Drawing on her ethnographic study of the Princeton Radio Research Project, Irmela Schneider (Cologne) argued that media theory is problematic because it juggles with two philosophies of sowing: dissemination and statistics. She, however, rejects the statistical perspective and denounced it as an unnatural epistemological frame that portrays an idealized, imaginary and coherent society. For Schneider, statistics is not a paradigm but an empirical technique to maintain contingency.

Whereas Schneider explored the movement of contingency, Richard Cavell (Vancouver) examined motion through the concept of speed in the work of Marshall McLuhan. McLuhanesque speed refers to the desire for the new, and his concept of motion refers to embodied movements in time. According to Cavell, McLuhan was a theorist of embodiment whose sensory phenomenological approach rejected the linguistic metaphor. He called attention to the dominant position of motion (and e-motion) in McLuhan’s work with the concept of biomediation. Biomediation delineates ‘the mediation of the body’; it is a bio-technical embodied movement that flows across the gaps of body and media. This concept, Cavell argued, accentuates the dynamics and prostheticity of McLuhanesque motion.

The last speaker, Nikolaus Wegmann (Princeton), took a rather challenging position by stating that media studies have recreated the canon. He supported his argument by stating that the negative definition of the canon as epistemological structure is a matter of education and teaching. To illustrate, Wegmann argued that the focus on theory of German media philosophy sought to establish media as an autonomous field of study. By cherishing a disciplinary autonomy, media studies reinstate a negative definition of the canon. To construct a positive rather than a negative definition of the canon, Wegmann characterized the canon as temporality that is systematically formulated in time. The canon then emerges as a ‘matter of local exchange’. He concluded by stressing that media studies should construct anachronisms of the canon (i.e., the canon should be mobilized) to understand the value of knowledge. A quite passionate discussion followed.

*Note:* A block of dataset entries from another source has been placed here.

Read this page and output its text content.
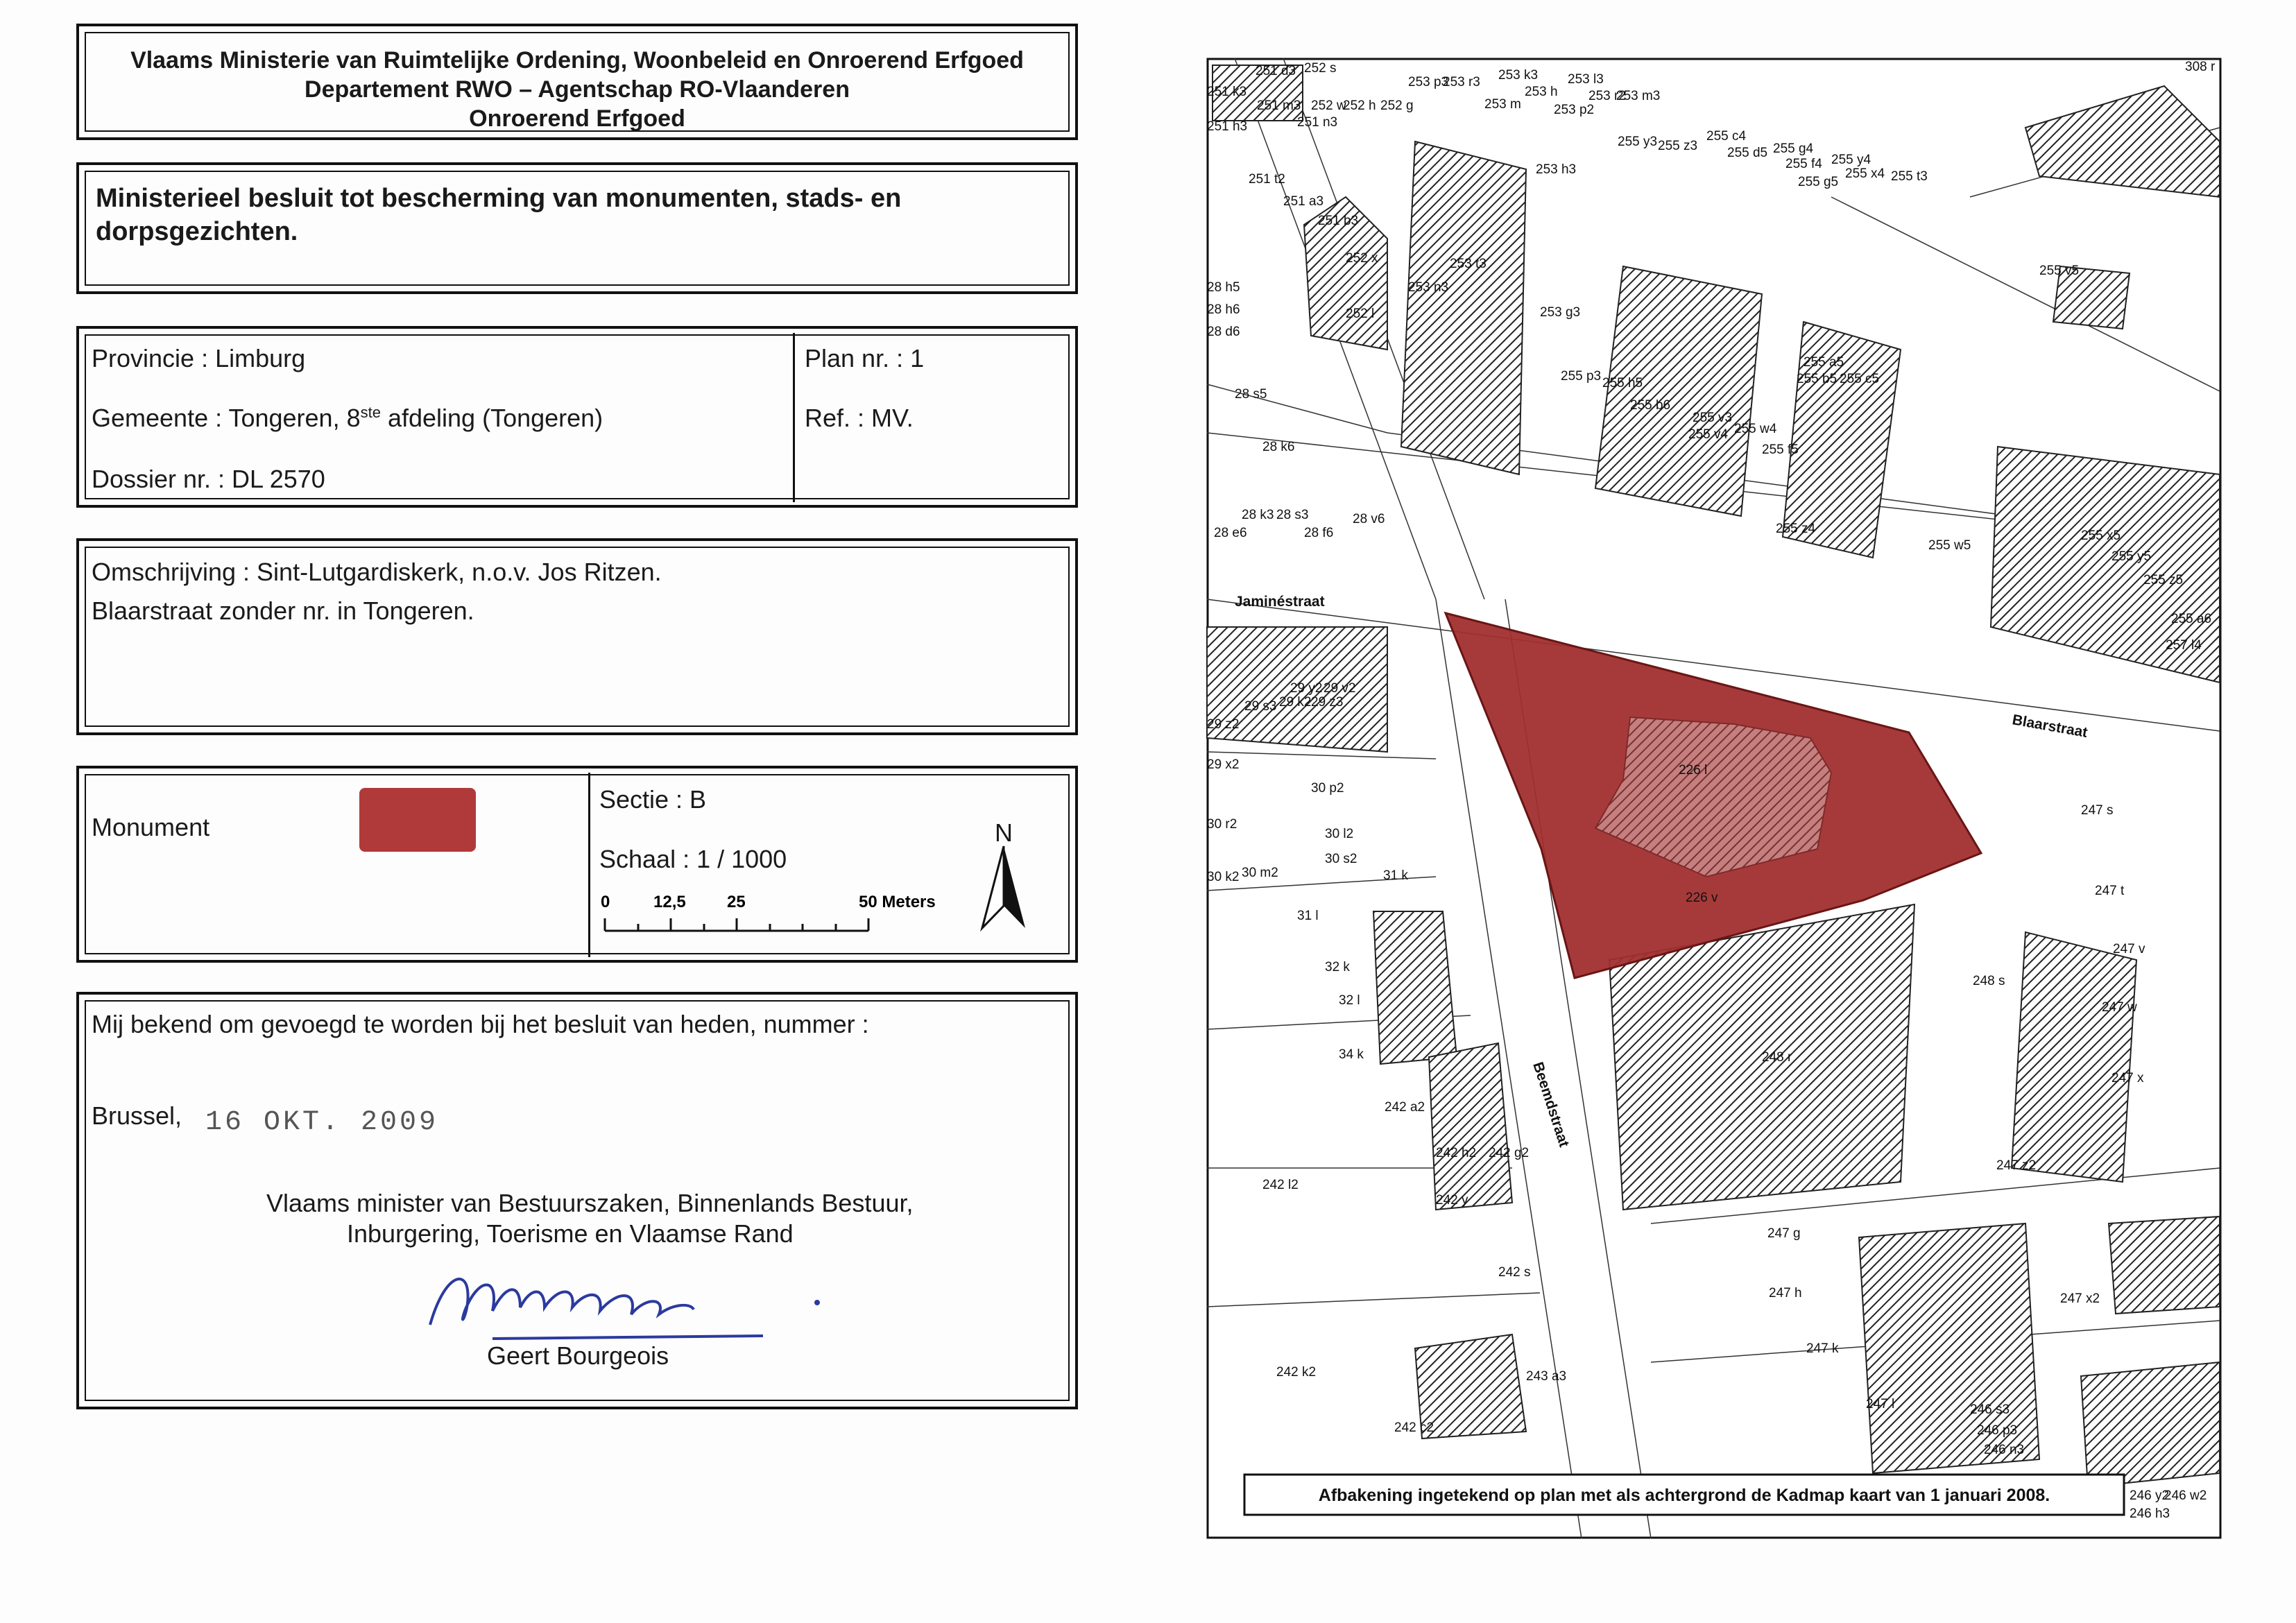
Vlaams Ministerie van Ruimtelijke Ordening, Woonbeleid en Onroerend Erfgoed
Departement RWO – Agentschap RO-Vlaanderen
Onroerend Erfgoed
Ministerieel besluit tot bescherming van monumenten, stads- en
dorpsgezichten.
Provincie : Limburg
Gemeente : Tongeren, 8ste afdeling (Tongeren)
Dossier nr. : DL 2570
Plan nr. : 1
Ref. : MV.
Omschrijving : Sint-Lutgardiskerk, n.o.v. Jos Ritzen.
Blaarstraat zonder nr. in Tongeren.
Monument
Sectie : B
Schaal : 1 / 1000
0	12,5 25	50 Meters
N
Mij bekend om gevoegd te worden bij het besluit van heden, nummer :
Brussel, 16 OKT. 2009
Vlaams minister van Bestuurszaken, Binnenlands Bestuur,
Inburgering, Toerisme en Vlaamse Rand
Geert Bourgeois
Jaminéstraat
Blaarstraat
Beemdstraat
251 d3 252 s
251 k3
251 m3 252 w
252 h 252 g
251 h3	251 n3
253 p3
253 r3 253 k3
253 h
253 m
253 l3
253 r2
253 m3
253 p2
308 r
251 t2
251 a3
251 b3
252 x
252 l
253 h3
255 y3 255 z3
255 c4
255 d5 255 g4
255 f4
255 g5
255 y4
255 x4 255 t3
253 t3
253 n3
253 g3
255 v5
28 h5
28 h6
28 d6
28 s5
28 k6
255 p3 255 h5
255 b6
255 a5
255 b5 255 c5
255 v3
255 v4 255 w4
255 f5
28 k3 28 s3
28 e6	28 f6
28 v6
255 z4
255 w5
255 x5
255 y5
255 z5
255 a6
257 l4
29 y2 29 v2
29 s3 29 k2 29 z3
29 z2
29 x2
30 p2
30 r2
30 l2
30 k2 30 m2
30 s2
31 k
31 l
226 l
226 v
247 s
247 t
247 v
247 w
247 x
32 k
32 l
34 k
248 s
248 r
242 a2
242 h2 242 g2
242 y
242 l2
242 s
247 z2
247 g
247 h	247 x2
247 l
242 k2	243 a3
242 c2
247 k
246 s3
246 p3
246 n3
246 w2
246 h3
246 y2
Afbakening ingetekend op plan met als achtergrond de Kadmap kaart van 1 januari 2008.
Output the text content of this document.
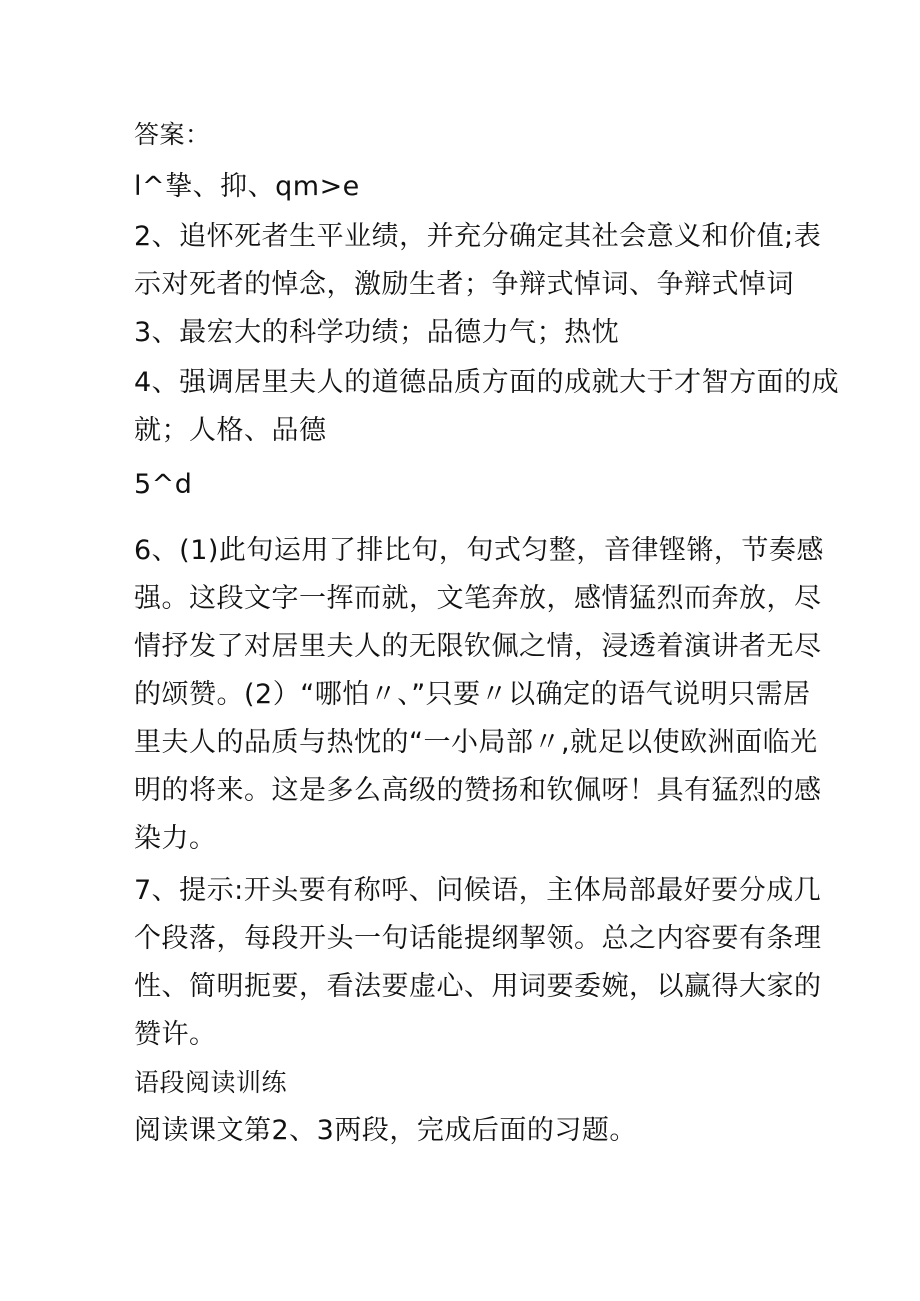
答案：
l^挚、抑、qm>e
2、追怀死者生平业绩，并充分确定其社会意义和价值;表
示对死者的悼念，激励生者；争辩式悼词、争辩式悼词
3、最宏大的科学功绩；品德力气；热忱
4、强调居里夫人的道德品质方面的成就大于才智方面的成
就；人格、品德
5^d
6、(1)此句运用了排比句，句式匀整，音律铿锵，节奏感
强。这段文字一挥而就，文笔奔放，感情猛烈而奔放，尽
情抒发了对居里夫人的无限钦佩之情，浸透着演讲者无尽
的颂赞。(2）“哪怕〃、”只要〃以确定的语气说明只需居
里夫人的品质与热忱的“一小局部〃,就足以使欧洲面临光
明的将来。这是多么高级的赞扬和钦佩呀！具有猛烈的感
染力。
7、提示:开头要有称呼、问候语，主体局部最好要分成几
个段落，每段开头一句话能提纲挈领。总之内容要有条理
性、简明扼要，看法要虚心、用词要委婉，以赢得大家的
赞许。
语段阅读训练
阅读课文第2、3两段，完成后面的习题。
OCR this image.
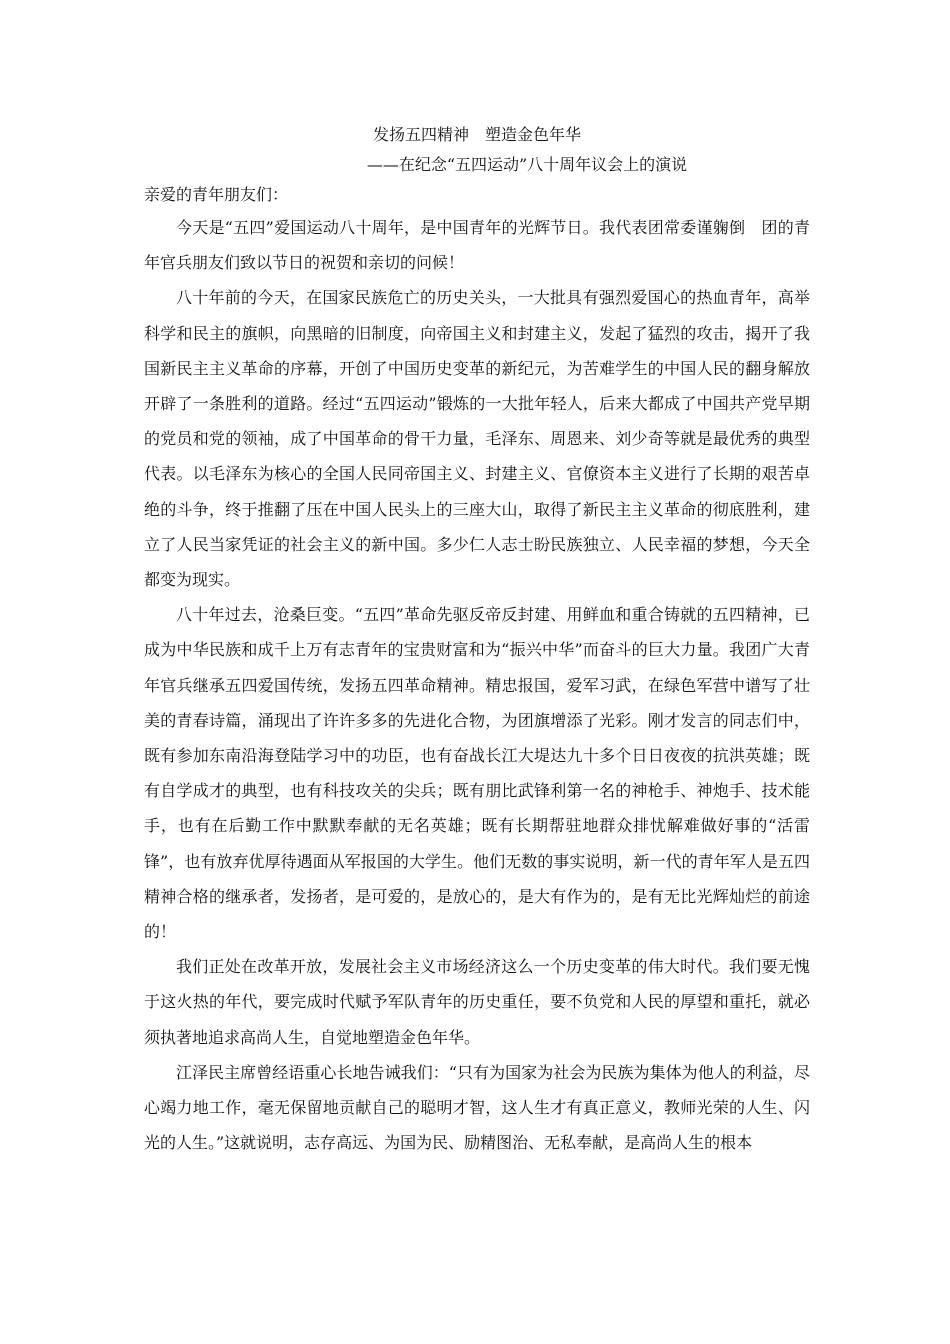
发扬五四精神　塑造金色年华

——在纪念“五四运动”八十周年议会上的演说

亲爱的青年朋友们：

今天是“五四”爱国运动八十周年，是中国青年的光辉节日。我代表团常委谨躹倒　团的青年官兵朋友们致以节日的祝贺和亲切的问候！

八十年前的今天，在国家民族危亡的历史关头，一大批具有强烈爱国心的热血青年，高举科学和民主的旗帜，向黑暗的旧制度，向帝国主义和封建主义，发起了猛烈的攻击，揭开了我国新民主主义革命的序幕，开创了中国历史变革的新纪元，为苦难学生的中国人民的翻身解放开辟了一条胜利的道路。经过“五四运动”锻炼的一大批年轻人，后来大都成了中国共产党早期的党员和党的领袖，成了中国革命的骨干力量，毛泽东、周恩来、刘少奇等就是最优秀的典型代表。以毛泽东为核心的全国人民同帝国主义、封建主义、官僚资本主义进行了长期的艰苦卓绝的斗争，终于推翻了压在中国人民头上的三座大山，取得了新民主主义革命的彻底胜利，建立了人民当家凭证的社会主义的新中国。多少仁人志士盼民族独立、人民幸福的梦想，今天全都变为现实。

八十年过去，沧桑巨变。“五四”革命先驱反帝反封建、用鲜血和重合铸就的五四精神，已成为中华民族和成千上万有志青年的宝贵财富和为“振兴中华”而奋斗的巨大力量。我团广大青年官兵继承五四爱国传统，发扬五四革命精神。精忠报国，爱军习武，在绿色军营中谱写了壮美的青春诗篇，涌现出了许许多多的先进化合物，为团旗增添了光彩。刚才发言的同志们中，既有参加东南沿海登陆学习中的功臣，也有奋战长江大堤达九十多个日日夜夜的抗洪英雄；既有自学成才的典型，也有科技攻关的尖兵；既有朋比武锋利第一名的神枪手、神炮手、技术能手，也有在后勤工作中默默奉献的无名英雄；既有长期帮驻地群众排忧解难做好事的“活雷锋”，也有放弃优厚待遇面从军报国的大学生。他们无数的事实说明，新一代的青年军人是五四精神合格的继承者，发扬者，是可爱的，是放心的，是大有作为的，是有无比光辉灿烂的前途的！

我们正处在改革开放，发展社会主义市场经济这么一个历史变革的伟大时代。我们要无愧于这火热的年代，要完成时代赋予军队青年的历史重任，要不负党和人民的厚望和重托，就必须执著地追求高尚人生，自觉地塑造金色年华。

江泽民主席曾经语重心长地告诫我们：“只有为国家为社会为民族为集体为他人的利益，尽心竭力地工作，毫无保留地贡献自己的聪明才智，这人生才有真正意义，教师光荣的人生、闪光的人生。”这就说明，志存高远、为国为民、励精图治、无私奉献，是高尚人生的根本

To conclude, Dieter Mersch bid everyone farewell in his epilogue ‘Trip to Lemos’. He reflected on the wealth of issues that emerged during the discussion sections and concluded that understanding the movements of media theory remains one of the main challenges for media theorists today. In the end, this all-encompassing conference elucidated what seems to me to be the charms of media philosophy: heterogeneity and diversity. The event even exceeded its title by questioning the movement of media theory on the move. The fluidization of the transatlantic movements of thought is on it way.